On peut s’imaginer que l’attitude de plus en plus intolérante de Khamenei est liée à une nette perte d’influence du régime islamique rigoureux sur les nouvelles générations qui n’ont pas connu le régime des Pahlevis. L’Iran est un pays où la population est très jeune et dans les foules qui ont manifesté  nous avons vu une marée humaine composées d’hommes et de femmes de la nouvelle génération avides de liberté. On peut être sûr que cette faim de changements est liée au développement des moyens d’informations dont celui d’Internet.

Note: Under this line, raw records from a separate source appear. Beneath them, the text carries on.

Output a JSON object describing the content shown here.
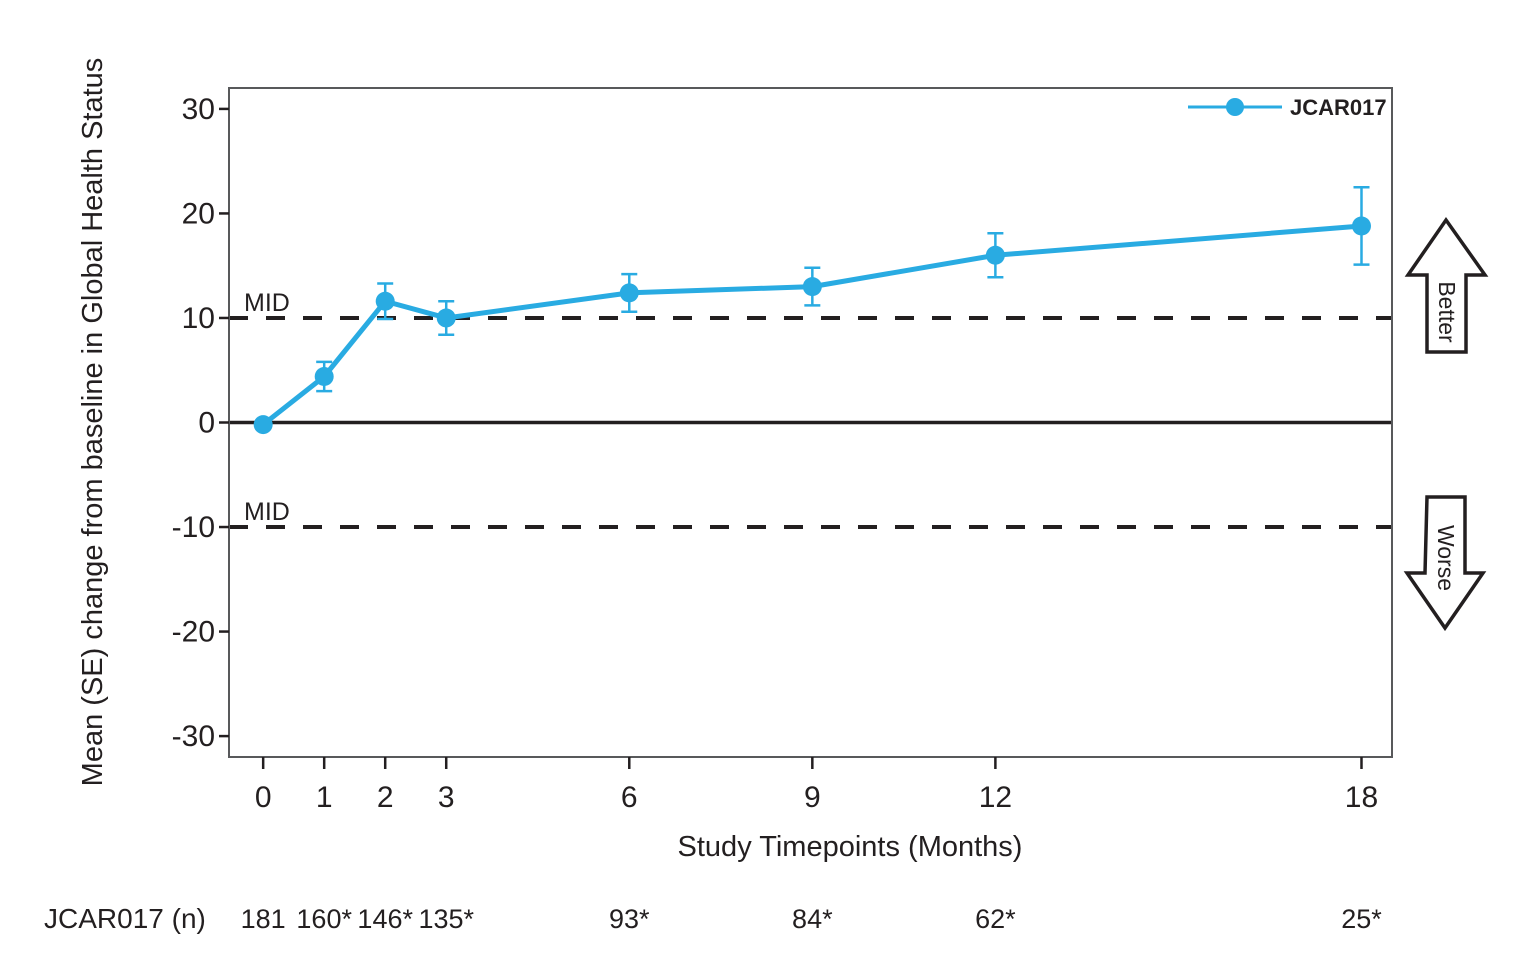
{
  "colors": {
    "series": "#29ABE2",
    "axis_frame": "#58595B",
    "ink": "#231F20",
    "background": "#FFFFFF"
  },
  "chart_data": {
    "type": "line",
    "title": "",
    "xlabel": "Study Timepoints (Months)",
    "ylabel": "Mean (SE) change from baseline in Global Health Status",
    "x": [
      0,
      1,
      2,
      3,
      6,
      9,
      12,
      18
    ],
    "x_tick_labels": [
      "0",
      "1",
      "2",
      "3",
      "6",
      "9",
      "12",
      "18"
    ],
    "y_ticks": [
      30,
      20,
      10,
      0,
      -10,
      -20,
      -30
    ],
    "y_tick_labels": [
      "30",
      "20",
      "10",
      "0",
      "-10",
      "-20",
      "-30"
    ],
    "ylim": [
      -32,
      32
    ],
    "xlim": [
      -0.56,
      18.5
    ],
    "grid": false,
    "series": [
      {
        "name": "JCAR017",
        "color": "#29ABE2",
        "means": [
          -0.2,
          4.4,
          11.6,
          10.0,
          12.4,
          13.0,
          16.0,
          18.8
        ],
        "se": [
          0.0,
          1.4,
          1.7,
          1.6,
          1.8,
          1.8,
          2.1,
          3.7
        ]
      }
    ],
    "reference_lines": [
      {
        "y": 10,
        "style": "dashed",
        "label": "MID"
      },
      {
        "y": -10,
        "style": "dashed",
        "label": "MID"
      },
      {
        "y": 0,
        "style": "solid",
        "label": ""
      }
    ],
    "legend": {
      "position": "top-right-inside",
      "entries": [
        {
          "label": "JCAR017",
          "color": "#29ABE2"
        }
      ]
    },
    "annotations": [
      {
        "type": "arrow-up",
        "label": "Better"
      },
      {
        "type": "arrow-down",
        "label": "Worse"
      }
    ],
    "n_row": {
      "label": "JCAR017 (n)",
      "values": [
        "181",
        "160*",
        "146*",
        "135*",
        "93*",
        "84*",
        "62*",
        "25*"
      ]
    }
  }
}
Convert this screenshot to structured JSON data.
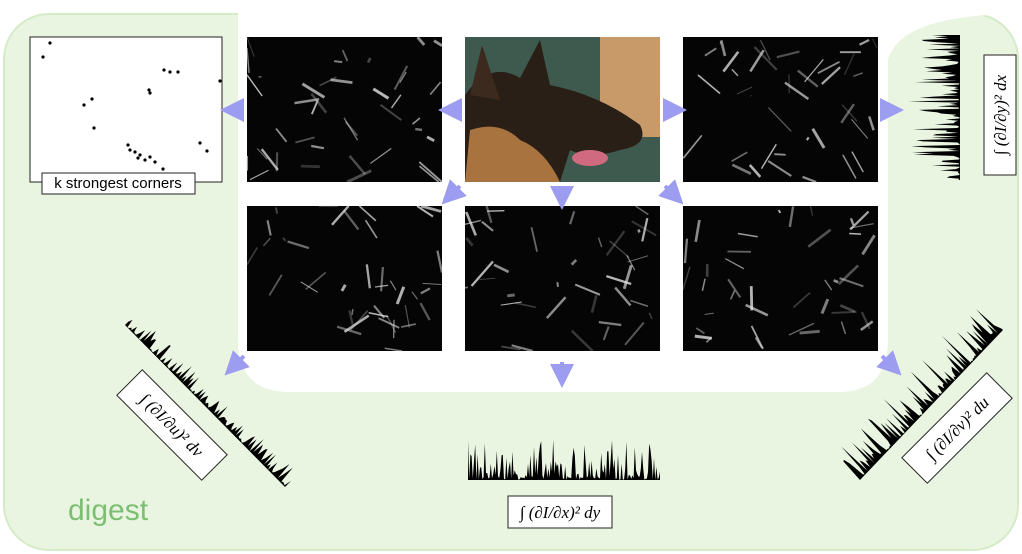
{
  "corners_panel": {
    "label": "k strongest corners"
  },
  "digest_label": "digest",
  "formulas": {
    "right": "∫ (∂I/∂y)² dx",
    "bottom_left": "∫ (∂I/∂u)² dv",
    "bottom_center": "∫ (∂I/∂x)² dy",
    "bottom_right": "∫ (∂I/∂v)² du"
  }
}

On sait que le réformateur Khatami a ouvertement soutenu l’opposant Musavi à l’instar du grand ayatollah réformiste Hosein Ali Montazeri. On raconte dans les coulisses que le chef de l’Assemblée des experts Ali Akbar Hachemi Rafsanjani a mené une campagne hostile à  Ahmadinejad ce qui prouve que les luttes d’influence se font également dans les hautes sphères de l’Etat.

Le régime va sans doute sortir provisoirement vainqueur de ces élections, mais pour y arriver, il devra employer les grands moyens: interdire toute manifestation, arrêter les étudiants, punir les meneurs et museler la société civile. D’évidence, des millions d’Iraniens ne croient plus aveuglément à l’idéologie prônée par le régime, mais il faut bien se rendre compte que ces contestataires s’ils avaient le pouvoir ne remettraient pas en cause le programme nucléaire entamé rappelons-le sous Mohammed-Reza Pahlevi ni l’hostilité contre Israël qui a toujours été très vive dans la population depuis la création de cet État. Rappelons aussi que, contrairement à ce qui est unanimement raconté dans les médias occidentaux, en Iran, les chrétiens principalement arméniens, les zoroastriens et les juifs ne sont pas particulièrement opprimés. Il y a encore une communauté juive pratiquante de quelques dizaines de milliers de personnes alors qu’ils sont rarissimes si pas inexistants dans l’ensemble du monde arabe.

Qui est vraiment Mir-Hoseyn Musavi ?

On sait que le leader réformiste a été Premier ministre du président Khamenei de 1981 à 1989. En 1988, il avait eu des mouvements d’humeur contre Khamenei, et, quelques mois plus tard, il fut écarté de la scène politique iranienne. Il passa les deux décennies suivantes à lire et à donner des conférences dans les universités. Mir-Hoseyn Musavi et Ali Khamenei se connaissent bien, ils sont même parents puisqu’ils sont tous les deux issus de la ville de Khamenei dans l’Azerbaïdjan iranien. Selon certains observateurs politiques, pendant les huit années où ils ont travaillé ensemble, il y eut de sérieux frottements et Musavi a encore actuellement de sérieux détracteurs, on lui a reproché de ne pas être capable de gérer son  cabinet et selon le journaliste Hayderi, il n’aurait pas pu s’affirmer en tant que Premier ministre et aurait tenu un rôle de marionnette manipulée par le clergé.

Il a passé ses années de « placard » à élargir son horizon intellectuel et se serait familiarisé avec des penseurs tels Michel Foucault et l’américano-palestinien Edward Saïd. Selon ceux qui le connaissent, il appartiendrait au courant modéré du régime et se distinguerait par une tendance démocratique nationaliste et une grande tolérance. Selon certains politologues iraniens, il serait plus à gauche qu’Ahmadinejad et surtout moins populiste.

En conclusion, on peut affirmer que l’Iran, confronté à de grands défis économiques et sociaux, risque de voir aussi son influence régionale affaiblie, mais, d’autre part, les adversaires de l’Iran pourront difficilement continuer à soumettre le peuple iranien à des embargos et des sanctions ainsi qu’à poursuivre l’élaboration de scénarios d’attaque contre l’Iran.

La crise interne iranienne change la donne au niveau régional et cela pourrait bousculer les stratégies internationales. L’Iran n’en est pas à sa première révolution, il en a connu deux au XXe    siècle et il reste un des plus anciens États de la planète, plus de 3000 ans d’Histoire.